Can you use sausage and I need this to feed 25 people what is your suggestion?
yes you can substitute sausage, or a veggie one, or ham or whatever you like! And as far as 25 people, You will need a LOT of crock-pots. Or I would do it in the oven in pans. (oven time is half the time of crock-pot . High = 350 degrees) . Just if you do it this way, watch your time so you do not burn.
Hi! This sounds awesome! I’m needing to make this for 12 or 13 people (2 are toddlers and won’t eat too much) would I need to make this in 3 seperate crockpots or could I triple the recipe and time to cook and only use one?
I would do more than a double recipe in one crock-pot. Do at least 2 crock-pots. You can also switch it up and add more veggies to one and not the other.
Made this Christmas Morning. It was delicious. I put in diced Ham instead of beacon. My entire family loved it!!
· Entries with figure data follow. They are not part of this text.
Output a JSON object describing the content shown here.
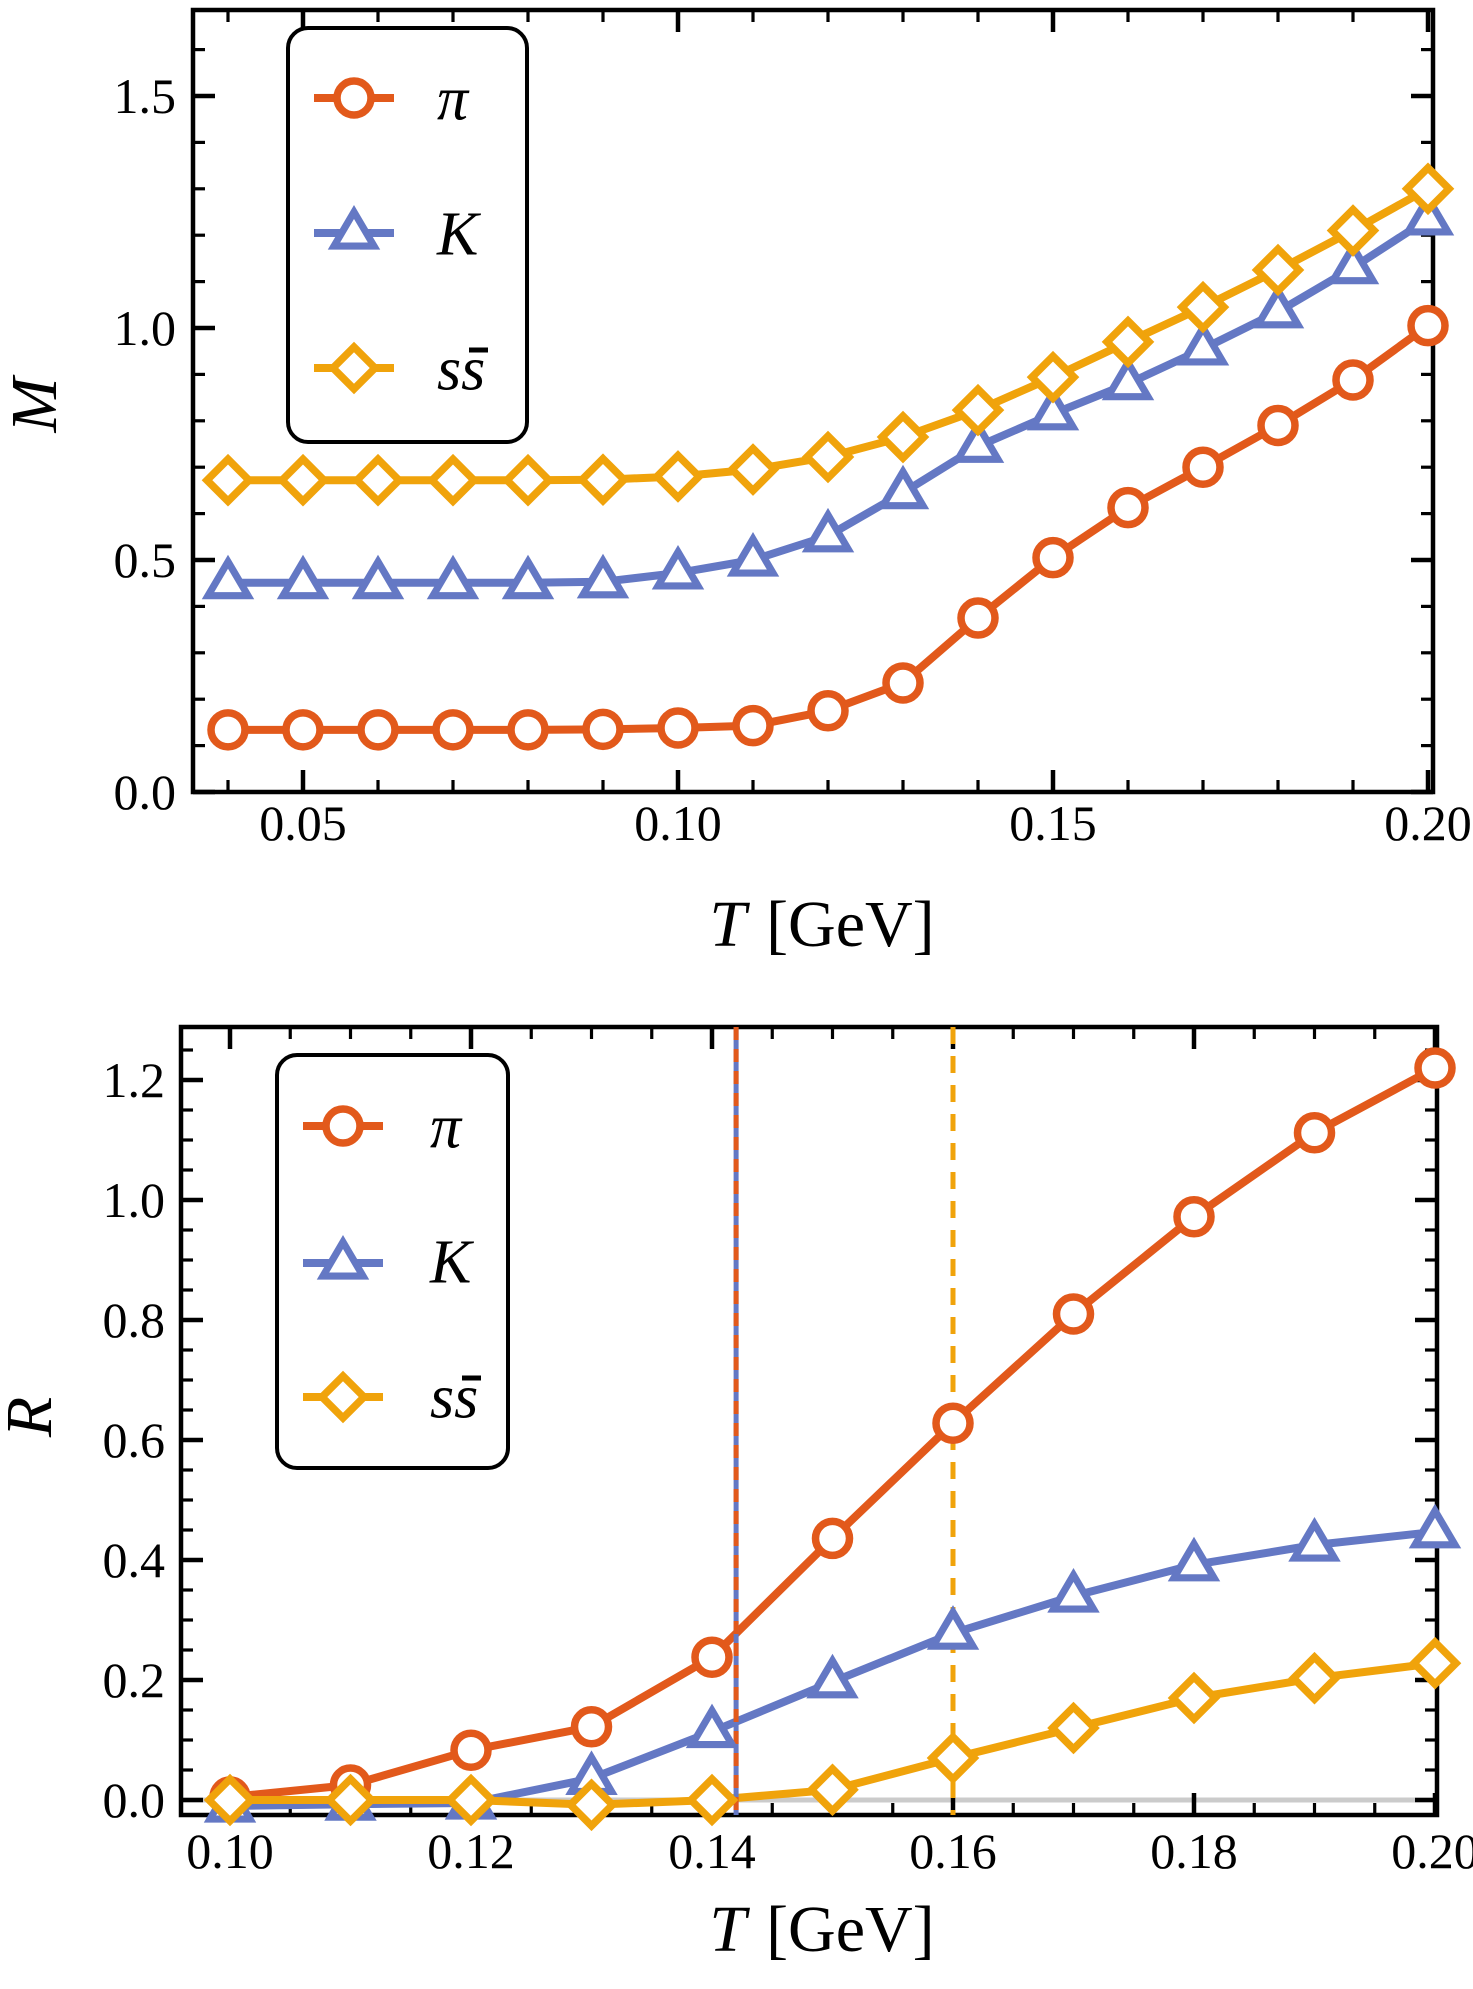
{
  "chart_data": [
    {
      "type": "line",
      "title": "",
      "xlabel_symbol": "T",
      "xlabel_unit": "[GeV]",
      "ylabel": "M",
      "x": [
        0.04,
        0.05,
        0.06,
        0.07,
        0.08,
        0.09,
        0.1,
        0.11,
        0.12,
        0.13,
        0.14,
        0.15,
        0.16,
        0.17,
        0.18,
        0.19,
        0.2
      ],
      "series": [
        {
          "name": "pi",
          "label": "π",
          "label_bar": "",
          "color": "#E2591B",
          "marker": "circle",
          "values": [
            0.134,
            0.134,
            0.134,
            0.134,
            0.134,
            0.135,
            0.138,
            0.143,
            0.175,
            0.235,
            0.375,
            0.505,
            0.613,
            0.7,
            0.79,
            0.888,
            1.005
          ]
        },
        {
          "name": "K",
          "label": "K",
          "label_bar": "",
          "color": "#6478C4",
          "marker": "triangle",
          "values": [
            0.451,
            0.451,
            0.451,
            0.451,
            0.451,
            0.453,
            0.472,
            0.5,
            0.552,
            0.645,
            0.745,
            0.815,
            0.88,
            0.955,
            1.035,
            1.13,
            1.235
          ]
        },
        {
          "name": "ssbar",
          "label": "s",
          "label_bar": "s",
          "color": "#F0A30B",
          "marker": "diamond",
          "values": [
            0.672,
            0.672,
            0.672,
            0.672,
            0.672,
            0.673,
            0.68,
            0.695,
            0.722,
            0.765,
            0.823,
            0.894,
            0.97,
            1.045,
            1.125,
            1.21,
            1.3
          ]
        }
      ],
      "xticks": {
        "major": [
          0.05,
          0.1,
          0.15,
          0.2
        ],
        "labels": [
          "0.05",
          "0.10",
          "0.15",
          "0.20"
        ],
        "minor": [
          0.04,
          0.06,
          0.07,
          0.08,
          0.09,
          0.11,
          0.12,
          0.13,
          0.14,
          0.16,
          0.17,
          0.18,
          0.19
        ]
      },
      "yticks": {
        "major": [
          0,
          0.5,
          1.0,
          1.5
        ],
        "labels": [
          "0.0",
          "0.5",
          "1.0",
          "1.5"
        ],
        "minor": [
          0.1,
          0.2,
          0.3,
          0.4,
          0.6,
          0.7,
          0.8,
          0.9,
          1.1,
          1.2,
          1.3,
          1.4,
          1.6
        ]
      },
      "xlim": [
        0.0353,
        0.2007
      ],
      "ylim": [
        0,
        1.685
      ],
      "grid": "off",
      "legend_position": "upper-left"
    },
    {
      "type": "line",
      "title": "",
      "xlabel_symbol": "T",
      "xlabel_unit": "[GeV]",
      "ylabel": "R",
      "x": [
        0.1,
        0.11,
        0.12,
        0.13,
        0.14,
        0.15,
        0.16,
        0.17,
        0.18,
        0.19,
        0.2
      ],
      "series": [
        {
          "name": "pi",
          "label": "π",
          "label_bar": "",
          "color": "#E2591B",
          "marker": "circle",
          "values": [
            0.005,
            0.025,
            0.083,
            0.122,
            0.238,
            0.436,
            0.628,
            0.81,
            0.972,
            1.112,
            1.22
          ]
        },
        {
          "name": "K",
          "label": "K",
          "label_bar": "",
          "color": "#6478C4",
          "marker": "triangle",
          "values": [
            -0.01,
            -0.007,
            -0.005,
            0.036,
            0.114,
            0.197,
            0.278,
            0.34,
            0.392,
            0.425,
            0.447
          ]
        },
        {
          "name": "ssbar",
          "label": "s",
          "label_bar": "s",
          "color": "#F0A30B",
          "marker": "diamond",
          "values": [
            0.0,
            0.0,
            0.0,
            -0.008,
            0.0,
            0.017,
            0.07,
            0.12,
            0.17,
            0.203,
            0.228
          ]
        }
      ],
      "xticks": {
        "major": [
          0.1,
          0.12,
          0.14,
          0.16,
          0.18,
          0.2
        ],
        "labels": [
          "0.10",
          "0.12",
          "0.14",
          "0.16",
          "0.18",
          "0.20"
        ],
        "minor": [
          0.105,
          0.11,
          0.115,
          0.125,
          0.13,
          0.135,
          0.145,
          0.15,
          0.155,
          0.165,
          0.17,
          0.175,
          0.185,
          0.19,
          0.195
        ]
      },
      "yticks": {
        "major": [
          0,
          0.2,
          0.4,
          0.6,
          0.8,
          1.0,
          1.2
        ],
        "labels": [
          "0.0",
          "0.2",
          "0.4",
          "0.6",
          "0.8",
          "1.0",
          "1.2"
        ],
        "minor": [
          0.05,
          0.1,
          0.15,
          0.25,
          0.3,
          0.35,
          0.45,
          0.5,
          0.55,
          0.65,
          0.7,
          0.75,
          0.85,
          0.9,
          0.95,
          1.05,
          1.1,
          1.15,
          1.25
        ]
      },
      "xlim": [
        0.0959,
        0.2002
      ],
      "ylim": [
        -0.025,
        1.288
      ],
      "grid": "off",
      "legend_position": "upper-left",
      "vlines": [
        {
          "x": 0.142,
          "color": "#6478C4",
          "style": "solid",
          "overlay_color": "#E2591B",
          "overlay_style": "dashed"
        },
        {
          "x": 0.16,
          "color": "#F0A30B",
          "style": "dashed"
        }
      ],
      "hlines": [
        {
          "y": 0,
          "color": "#CBCBCB"
        }
      ]
    }
  ]
}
So glad your family enjoyed this recipe for Christmas morning Stephanie! Ham is a great addition!
I’m making this for dinner tonight, using sausage instead of bacon. I can’t wait! I’m thinking I’m going to put biscuits on the bottom and the top. If some don’t cook through, the others might. Lol!
Sounds delicious Mandy!
Not too bad! I wasn’t sure about how the biscuits would turn out, so I put some in the bottom and some on top
(the ones on the bottom soaked up the egg mixture some, kind of turning it into a strata, and the ones on top were more like biscuits) Also, I increased the eggs to 6, added a little more milk, and used sausage since I already had it cooked and on hand. I’ll definitely make it again!
So glad you enjoyed the recipe Mandy! Thanks for coming back and telling us how you made it and how it turned out for you.
Okay here’s how it went down. I was googling all over for a week or two trying to find out if I can just throw biscuits into the crockpot and be done with it. Everyone put up these confusing complex stuff, then i found you. I had a tiny 6 oz can of biscuit, and a ten dollar crockpot that I make lunch, and dinner out of daily. (90%). So I put the butter and biscuits like you said. It looked sad. Then I put a super large handful of chopped cheese with two large eggs and stirred them up two broke up mushrooms, and a small beef hotdog that I had in the freezer. If I’d have thought about it, I’d have thrown in some olives. I put it in there on low, and went to church. When i came back, I put it on high for about ten minutes and omg I couldn’t wait. So it’s the best thing ever. Thanx.
That is AWESOME Mr. Stacy! I am so glad it worked for you! And yes you CAN cook refrigerated biscuits in the slow cooker! Thanks for leaving a comment on how it worked out for you!
If I don’t have a slow cooker, instructionS for baking the the oven please.
Thank
Hi Susan, this recipe has not been tested in the oven. I would suggest maybe 350 degree in the oven for about 30 to 45 minutes. If you give it a try be sure to come back and let us know how it turned out for you baked in the oven.